Bending the Rules
head…this!
    “S HARON , YOU want to come take a look?” Poppy twisted around on her perch near the top of the stepladder to look for the coffee-shop owner.
    The woman popped her head out of the kitchen. Brushing flour from her hands against the white apron tied around her waist, she stepped into the retail area and studied the blackboard, closely inspecting the updated menu Poppy had just completed. Then she smiled. “Lookin’ good.”
    “Excellent.” Poppy packed up her case of colored chalks and climbed down off the ladder. She slid the container into her big tote, which she’d left by the register, then folded in the ladder’s legs and tipped it carefully onto its side in the narrow area behind the glass bakery case until it was parallel to the floor and she could get a grip on it with both hands. Glancing out the door at the pale glow of daybreak beginning to lighten the eastern sky, she said, “I’ll just go put this back in the closet, then clean up and get out of your way.”
    “I took a blueberry coffee cake out of the oven about ten minutes ago,” Sharon said. “You have time for a slice and a cuppa joe? My staff’s going to start trickling in pretty soon and I don’t know about you, but I’m ready for a break.”
    “That would be great.” As if to demonstrate its appreciation, her stomach growled and, patting it, she laughed. “Don’t tell my mother, but I skipped breakfast this morning.”
    She maneuvered the ladder through the kitchen to the big utility closet by the back door, where she stored it away. Then she washed the multicolored layers of chalk from her hands and joined Sharon at a table. They visited over cups of full-bodied coffee and luscious, still-warm cake.
    She didn’t linger long after the snack was consumed, however. She still had three other boards to do this morning at sites scattered from Madison Park to Phinney Ridge to the Ballard neighborhood where she’d grown up, and they needed to be completed before the businesses were open to the public.
    When she finished the last job, a deli just off Market Street, she looked at her watch. She’d planned to drop in on her parents but schools were closed for a teachers’ “professional development” day, she had a date with some kids in the Central District—or the CD, as it was called by native Seattleites—and she had to stop by the mansion first. So with a regretful glance in the general direction of her childhood home, she steered her car toward the Ballard Bridge.

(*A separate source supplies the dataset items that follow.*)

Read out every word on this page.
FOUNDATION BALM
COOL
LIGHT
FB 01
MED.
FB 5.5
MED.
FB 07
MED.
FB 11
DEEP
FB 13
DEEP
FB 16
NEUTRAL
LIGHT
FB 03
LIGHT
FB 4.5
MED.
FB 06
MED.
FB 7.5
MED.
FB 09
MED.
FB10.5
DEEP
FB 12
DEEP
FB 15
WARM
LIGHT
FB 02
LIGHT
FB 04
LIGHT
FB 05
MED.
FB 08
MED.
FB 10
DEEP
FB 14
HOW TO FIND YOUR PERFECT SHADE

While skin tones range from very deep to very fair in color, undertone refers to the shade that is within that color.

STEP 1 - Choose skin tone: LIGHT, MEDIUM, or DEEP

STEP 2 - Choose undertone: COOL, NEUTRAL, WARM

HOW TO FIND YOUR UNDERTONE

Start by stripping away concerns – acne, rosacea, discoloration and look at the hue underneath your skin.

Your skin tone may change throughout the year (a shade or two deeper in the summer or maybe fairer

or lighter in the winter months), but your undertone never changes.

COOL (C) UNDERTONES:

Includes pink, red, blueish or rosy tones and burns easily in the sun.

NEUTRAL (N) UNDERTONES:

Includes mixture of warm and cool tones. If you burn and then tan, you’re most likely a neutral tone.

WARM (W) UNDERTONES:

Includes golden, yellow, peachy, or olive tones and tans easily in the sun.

    She lucked into a parking space on the block below the mansion on the steeply pitched western slope of Queen Anne and, getting out of her car, she paused to look up at the house.
    The sunroom that had been scabbed onto the front of the edifice was now whittled down to a size and style in keeping with the rest of the structure and the Kavanaghs had repaired the facade to match the original. Her artist’s soul smiled to see the elegant bones restored to the early-twentieth-century mansion. The sound of hammers, pithy obscenities and male laughter coming from the kitchen as she approached the back door elicited yet another grin.
    She let herself into a room filled with buff guys wielding power tools. Well, okay, only one of the four men in the gutted kitchen was actually operating one. As Devlin Kavanagh’s drill whined into silence and he and his brothers looked over at her, she inhaled a deep breath, then blew it out with theatrical gusto. “I love the smell of testosterone in the morning!”
    Raising his black eyebrows toward his Irish-setter red hair, Dev drawled, “According to Jane, babe, you wouldn’t know what to do with testosterone in the morning.”
    “You are so full of it, Kavanagh. Janie would never rat me out—not even to you. And watching all this tool-belt activity does make my little heart go pitty-pat. It’s. Just. So—” she batted her lashes at Dev and his brothers “—manly.”